4. Vacation. Employee will accrue five weeks’ paid leave time (“Vacation”) during the Term. Employee shall accurately report any Vacation used. If the Employee experiences a Qualifying Termination on or before the last day of the Term, the Company will pay to Employee the amount of any unused Vacation.
5. Term. This Agreement shall begin on the Effective Date and automatically terminate on August 31, 2015 or such later date as may be agreed upon by the Parties in writing and approved in writing by Board (the “Term”), provided that if Employee has become entitled to payment of the Retention Bonus or Severance Pay on or before the last day of the Term and Employee timely signs and returns (or has timely signed and returned) the Release to the Company, then the Company’s obligation to pay the Retention Bonus or Severance Pay shall survive termination.
6. Employee Charges; Withholding and Deductions. Employee authorizes the Company to reduce the Retention Bonus and Severance Pay, if any, by the amount of any outstanding Employee Charges, if any. With respect to the Retention Bonus and Severance Pay, if any, the Company shall deduct, where applicable, any amounts authorized by Executive (including without limitation the Employee Charges) and permissible under applicable law, and shall withhold and report all amounts required to be withheld and reported by applicable law. The Company shall be entitled to rely on an opinion of counsel if any questions as to the amount or requirement of withholding shall arise.
7. Section 409A.
(a) The payments and benefits to be provided to Employee under this Agreement are intended to be exempt from Code Section 409A, any ambiguous provision will be construed in a manner that is compliant with or exempt from the application of Code Section 409A, and this Agreement shall be administered and interpreted in a matter consistent with such intent. In particular, the Severance Pay and Retention Bonus are intended to constitute short-term deferrals within the meaning of Treasury Regulation Section 1.409A-1(b)(4) and/or severance pay due to involuntary separation from service under Treasury Regulation Section 1.409A-1(b)(9)(iii). If a provision of the Agreement would result in the imposition of an applicable tax under Code Section 409A, the Parties agree that such provision shall be reformed to the extent permissible under Code Section 409A to avoid imposition of the applicable tax, with such reformation effected in a manner that has the most favorable tax result to Employee. Notwithstanding the preceding, no persons connected with this Agreement in any capacity, including but not limited to the Company and its directors, officers, agents and employees, makes any representation, commitment, or guarantee that any tax treatment, including but not limited to, federal, state, and local income, estate and gift tax treatment, will be applicable with respect to any amounts payable under the Agreement or that such tax treatment will apply to Employee.
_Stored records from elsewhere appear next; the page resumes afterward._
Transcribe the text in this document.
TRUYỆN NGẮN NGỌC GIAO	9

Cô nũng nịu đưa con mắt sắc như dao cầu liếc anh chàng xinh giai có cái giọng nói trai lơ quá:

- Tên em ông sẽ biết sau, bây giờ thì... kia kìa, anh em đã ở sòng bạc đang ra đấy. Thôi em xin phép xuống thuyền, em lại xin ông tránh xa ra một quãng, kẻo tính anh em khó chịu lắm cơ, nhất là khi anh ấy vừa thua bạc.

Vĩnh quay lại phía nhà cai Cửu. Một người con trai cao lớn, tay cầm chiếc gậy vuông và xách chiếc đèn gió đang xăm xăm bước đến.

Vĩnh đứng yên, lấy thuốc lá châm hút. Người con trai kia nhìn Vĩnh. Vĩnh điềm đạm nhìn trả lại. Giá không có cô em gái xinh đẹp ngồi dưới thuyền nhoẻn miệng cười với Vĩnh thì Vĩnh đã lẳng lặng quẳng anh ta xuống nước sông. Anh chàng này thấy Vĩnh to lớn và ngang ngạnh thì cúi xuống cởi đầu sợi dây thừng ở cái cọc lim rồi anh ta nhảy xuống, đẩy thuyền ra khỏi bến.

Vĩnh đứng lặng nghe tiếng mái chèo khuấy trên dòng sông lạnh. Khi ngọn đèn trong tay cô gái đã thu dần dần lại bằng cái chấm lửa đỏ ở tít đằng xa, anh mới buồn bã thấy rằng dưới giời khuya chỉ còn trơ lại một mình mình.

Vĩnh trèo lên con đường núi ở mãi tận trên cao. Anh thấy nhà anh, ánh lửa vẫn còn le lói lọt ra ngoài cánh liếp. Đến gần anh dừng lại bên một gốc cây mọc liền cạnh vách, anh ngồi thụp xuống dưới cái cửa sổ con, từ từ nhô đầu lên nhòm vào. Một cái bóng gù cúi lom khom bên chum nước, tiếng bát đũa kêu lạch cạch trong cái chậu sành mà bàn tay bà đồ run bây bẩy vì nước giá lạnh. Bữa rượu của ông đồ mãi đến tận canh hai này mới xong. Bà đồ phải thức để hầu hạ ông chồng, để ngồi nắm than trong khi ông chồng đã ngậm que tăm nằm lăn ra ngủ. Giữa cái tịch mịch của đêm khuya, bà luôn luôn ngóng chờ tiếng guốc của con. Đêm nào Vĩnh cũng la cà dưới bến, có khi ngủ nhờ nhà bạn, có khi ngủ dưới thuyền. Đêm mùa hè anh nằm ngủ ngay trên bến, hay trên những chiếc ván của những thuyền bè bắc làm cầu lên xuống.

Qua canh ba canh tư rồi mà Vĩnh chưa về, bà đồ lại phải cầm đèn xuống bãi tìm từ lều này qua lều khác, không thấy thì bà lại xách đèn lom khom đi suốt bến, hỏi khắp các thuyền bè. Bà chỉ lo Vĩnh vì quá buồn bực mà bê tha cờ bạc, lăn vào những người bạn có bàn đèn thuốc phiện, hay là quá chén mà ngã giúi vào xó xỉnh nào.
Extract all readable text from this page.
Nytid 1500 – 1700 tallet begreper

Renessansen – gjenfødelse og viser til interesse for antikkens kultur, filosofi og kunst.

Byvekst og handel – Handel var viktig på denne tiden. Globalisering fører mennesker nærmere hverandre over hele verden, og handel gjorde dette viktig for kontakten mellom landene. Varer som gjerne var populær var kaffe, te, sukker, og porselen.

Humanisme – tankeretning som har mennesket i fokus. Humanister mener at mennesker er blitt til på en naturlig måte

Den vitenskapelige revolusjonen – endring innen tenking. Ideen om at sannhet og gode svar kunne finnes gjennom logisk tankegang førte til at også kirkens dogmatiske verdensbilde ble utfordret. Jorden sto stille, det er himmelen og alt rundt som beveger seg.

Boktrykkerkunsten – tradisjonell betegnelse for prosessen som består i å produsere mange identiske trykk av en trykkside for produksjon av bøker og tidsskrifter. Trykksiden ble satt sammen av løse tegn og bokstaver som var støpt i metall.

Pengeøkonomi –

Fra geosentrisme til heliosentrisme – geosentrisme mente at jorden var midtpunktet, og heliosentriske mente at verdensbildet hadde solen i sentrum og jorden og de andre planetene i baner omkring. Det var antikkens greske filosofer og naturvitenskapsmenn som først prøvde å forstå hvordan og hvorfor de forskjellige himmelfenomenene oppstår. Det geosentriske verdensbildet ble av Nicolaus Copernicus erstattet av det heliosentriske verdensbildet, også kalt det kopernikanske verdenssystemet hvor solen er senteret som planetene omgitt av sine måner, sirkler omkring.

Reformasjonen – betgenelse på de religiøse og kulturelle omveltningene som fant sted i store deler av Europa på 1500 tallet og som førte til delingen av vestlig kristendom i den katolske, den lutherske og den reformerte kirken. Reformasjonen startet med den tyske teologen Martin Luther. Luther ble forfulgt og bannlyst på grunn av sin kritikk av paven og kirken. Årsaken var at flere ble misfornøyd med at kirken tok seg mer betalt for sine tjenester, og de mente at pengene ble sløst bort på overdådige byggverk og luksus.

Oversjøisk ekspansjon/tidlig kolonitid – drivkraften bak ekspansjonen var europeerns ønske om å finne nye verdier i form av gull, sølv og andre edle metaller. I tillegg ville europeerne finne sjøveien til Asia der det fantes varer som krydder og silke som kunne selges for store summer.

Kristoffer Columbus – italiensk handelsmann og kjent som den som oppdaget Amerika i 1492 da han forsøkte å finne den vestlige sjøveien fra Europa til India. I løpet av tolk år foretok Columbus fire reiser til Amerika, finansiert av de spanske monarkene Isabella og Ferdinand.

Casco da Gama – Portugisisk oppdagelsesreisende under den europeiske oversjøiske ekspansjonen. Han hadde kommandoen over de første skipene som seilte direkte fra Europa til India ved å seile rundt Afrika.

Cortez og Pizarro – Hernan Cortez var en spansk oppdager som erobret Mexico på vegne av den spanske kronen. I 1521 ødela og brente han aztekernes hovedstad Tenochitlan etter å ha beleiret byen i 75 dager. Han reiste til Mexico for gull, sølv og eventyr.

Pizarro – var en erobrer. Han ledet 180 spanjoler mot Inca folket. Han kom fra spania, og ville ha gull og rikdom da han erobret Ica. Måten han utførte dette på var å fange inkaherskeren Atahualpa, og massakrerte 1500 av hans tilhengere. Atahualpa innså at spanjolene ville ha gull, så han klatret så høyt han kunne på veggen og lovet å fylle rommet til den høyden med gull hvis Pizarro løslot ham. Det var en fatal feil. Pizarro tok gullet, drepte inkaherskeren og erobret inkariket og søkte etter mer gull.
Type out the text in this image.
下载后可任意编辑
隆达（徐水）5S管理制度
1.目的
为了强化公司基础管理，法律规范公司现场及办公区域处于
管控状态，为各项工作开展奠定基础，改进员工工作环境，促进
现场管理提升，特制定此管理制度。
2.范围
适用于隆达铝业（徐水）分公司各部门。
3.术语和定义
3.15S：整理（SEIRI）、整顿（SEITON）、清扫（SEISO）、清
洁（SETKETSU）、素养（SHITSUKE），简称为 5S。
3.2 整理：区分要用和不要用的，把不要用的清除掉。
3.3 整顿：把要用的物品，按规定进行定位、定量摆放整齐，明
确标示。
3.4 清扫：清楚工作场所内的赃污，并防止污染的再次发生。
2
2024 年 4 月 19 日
(b) Notwithstanding any provision in this Agreement to the contrary, if (A) Employee is a “specified employee,” as such term is defined in Code Section 409A and the regulations thereunder and (B) any payment due under this Agreement is deferred compensation subject to Code Section 409A and is required to be delayed under Code Section 409A because Employee is a specified employee, that payment shall be payable on the earlier of (X) the first business day that is six months after Employee’s Separation from Service, (Y) the date of Employee’s death, or (Z) the date that otherwise complies with the requirements of Code Section 409A. This section shall be applied by accumulating all payments that otherwise would have been paid within six months of Employee’s Separation from Service and paying such accumulated amounts on the earliest business day which complies with the requirements of Code Section 409A. For purposes of determining the identity of specified employees, the Company may establish procedures as it deems appropriate in accordance with Code Section 409A. For purposes of Code Section 409A,
each payment amount or benefit due under this Agreement will be considered a separate payment and Employee’s entitlement to a series of payments or benefits under this Agreement is to be treated as an entitlement to a series of separate payments. Further, in the event that any payment due under this Agreement is deferred compensation subject to Code Section 409A and is conditioned on the execution of the Release within a specified period that may result in payment during a period that begins in one taxable year and ends in the following taxable year, any amounts payable to Employee during the first taxable year which are subject to the execution of the Release shall be paid on the first day of the second taxable year.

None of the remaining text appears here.